The interval: $\left[ {\pi ,\frac{{3\pi }}{2}} \right]$
The part of the curve in this interval is in the third quadrant.
The interval: $\left[ {\frac{{3\pi }}{2},2\pi } \right]$
The part of the curve in this interval is in the second quadrant.
Work Step by Step
From Figure 21 (A) and using $r=\sin 2\theta$, the points $A$ - $I$ in polar coordinates are
$A = \left( {0,0} \right)$, $B = \left( {1,\frac{\pi }{4}} \right)$, $C = \left( {0,\frac{\pi }{2}} \right)$, $D = \left( { - 1,\frac{{3\pi }}{4}} \right)$, $E = \left( {0,\pi } \right)$, $F = \left( {1,\frac{{5\pi }}{4}} \right)$, $G = \left( {0,\frac{{3\pi }}{2}} \right)$, $H = \left( { - 1,\frac{{7\pi }}{4}} \right)$, $I = \left( {0,2\pi } \right)$.

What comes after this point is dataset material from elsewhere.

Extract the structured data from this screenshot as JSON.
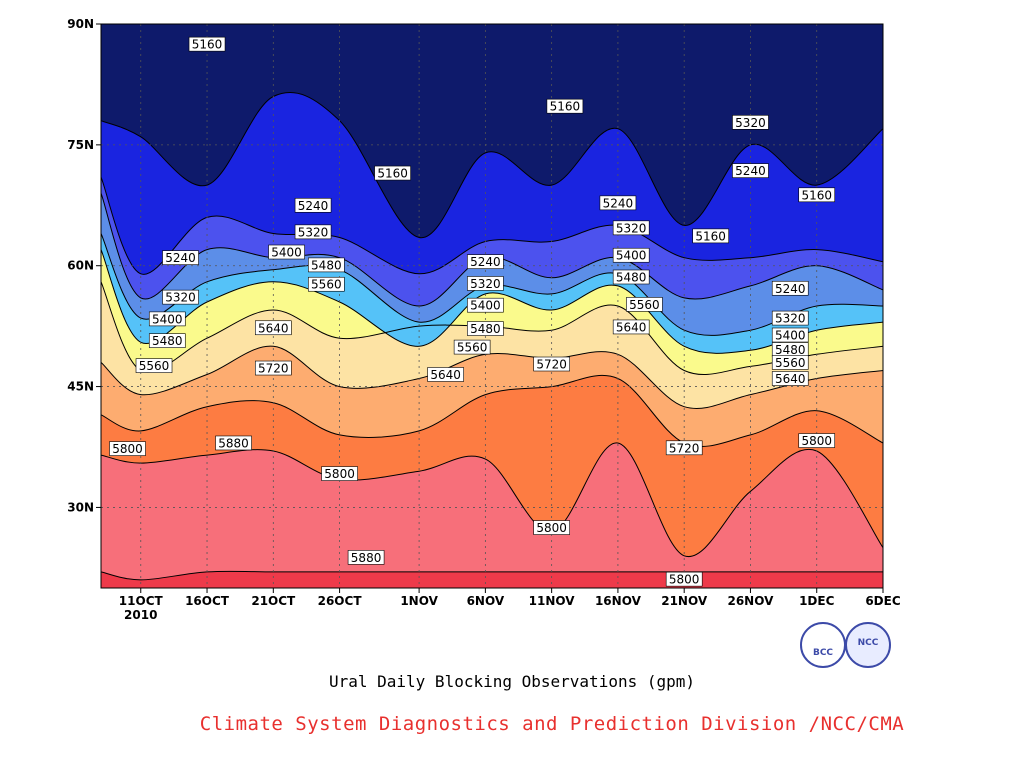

(a) To find the points in Figure 21 (B) corresponding to points $A$ - $I$ in Figure 21 (A), we use the conversion formula from polar coordinates to rectangular coordinates given by
$x=r \cos \theta$, ${\ \ \ }$ $y=r \sin \theta$.

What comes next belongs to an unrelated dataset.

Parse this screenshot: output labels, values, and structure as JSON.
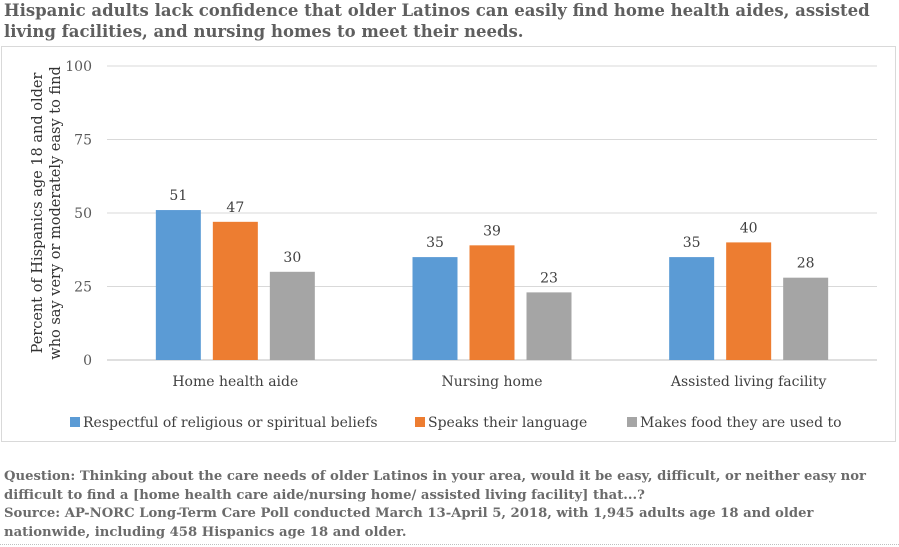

Denote the corresponding points in (B) by lowercase letters. The results are listed in the table below:
$\begin{array}{l}
\begin{array}{*{20}{c}}
{Figure21\left( {\rm{A}} \right)}\\
{Polar:\left( {r,\theta } \right)}\\
{A = \left( {0,0} \right)}\\
{B = \left( {1,\frac{\pi }{4}} \right)}\\
{C = \left( {0,\frac{\pi }{2}} \right)}\\
{D = \left( { - 1,\frac{{3\pi }}{4}} \right)}
\end{array}\begin{array}{*{20}{c}}
{Figure21\left( {\rm{B}} \right)}\\
{Rectangular:\left( {x,y} \right)}\\
{a = \left( {0,0} \right)}\\
{b = \left( {\frac{1}{2}\sqrt 2 ,\frac{1}{2}\sqrt 2 } \right)}\\
{c = \left( {0,0} \right)}\\
{d = \left( {\frac{1}{2}\sqrt 2 , - \frac{1}{2}\sqrt 2 } \right)}
\end{array}\\
\begin{array}{*{20}{c}}
{E = \left( {0,\pi } \right)}\\
{F = \left( {1,\frac{{5\pi }}{4}} \right)}\\
{G = \left( {0,\frac{{3\pi }}{2}} \right)}\\
{H = \left( { - 1,\frac{{7\pi }}{4}} \right)}\\
{I = \left( {0,2\pi } \right)}
\end{array}\begin{array}{*{20}{c}}
{e = \left( {0,0} \right)}\\
{f = \left( { - \frac{1}{2}\sqrt 2 , - \frac{1}{2}\sqrt 2 } \right)}\\
{g = \left( {0,0} \right)}\\
{h = \left( { - \frac{1}{2}\sqrt 2 ,\frac{1}{2}\sqrt 2 } \right)}\\
{i = \left( {0,0} \right)}
\end{array}
\end{array}$
(b)
The interval: $\left[ {0,\frac{\pi }{2}} \right]$
Since the points $a$, $b$, $c$ are in this interval, the part of the curve in this interval is in the first quadrant.
The interval: $\left[ {\frac{\pi }{2},\pi } \right]$
Since the points $c$, $d$, $e$ are in this interval, the part of the curve in this interval is in the fourth quadrant.
The interval: $\left[ {\pi ,\frac{{3\pi }}{2}} \right]$
Since the points $e$, $f$, $g$ are in this interval, the part of the curve in this interval is in the third quadrant.
The interval: $\left[ {\frac{{3\pi }}{2},2\pi } \right]$
Since the points $g$, $h$, $i$ are in this interval, the part of the curve in this interval is in the second quadrant.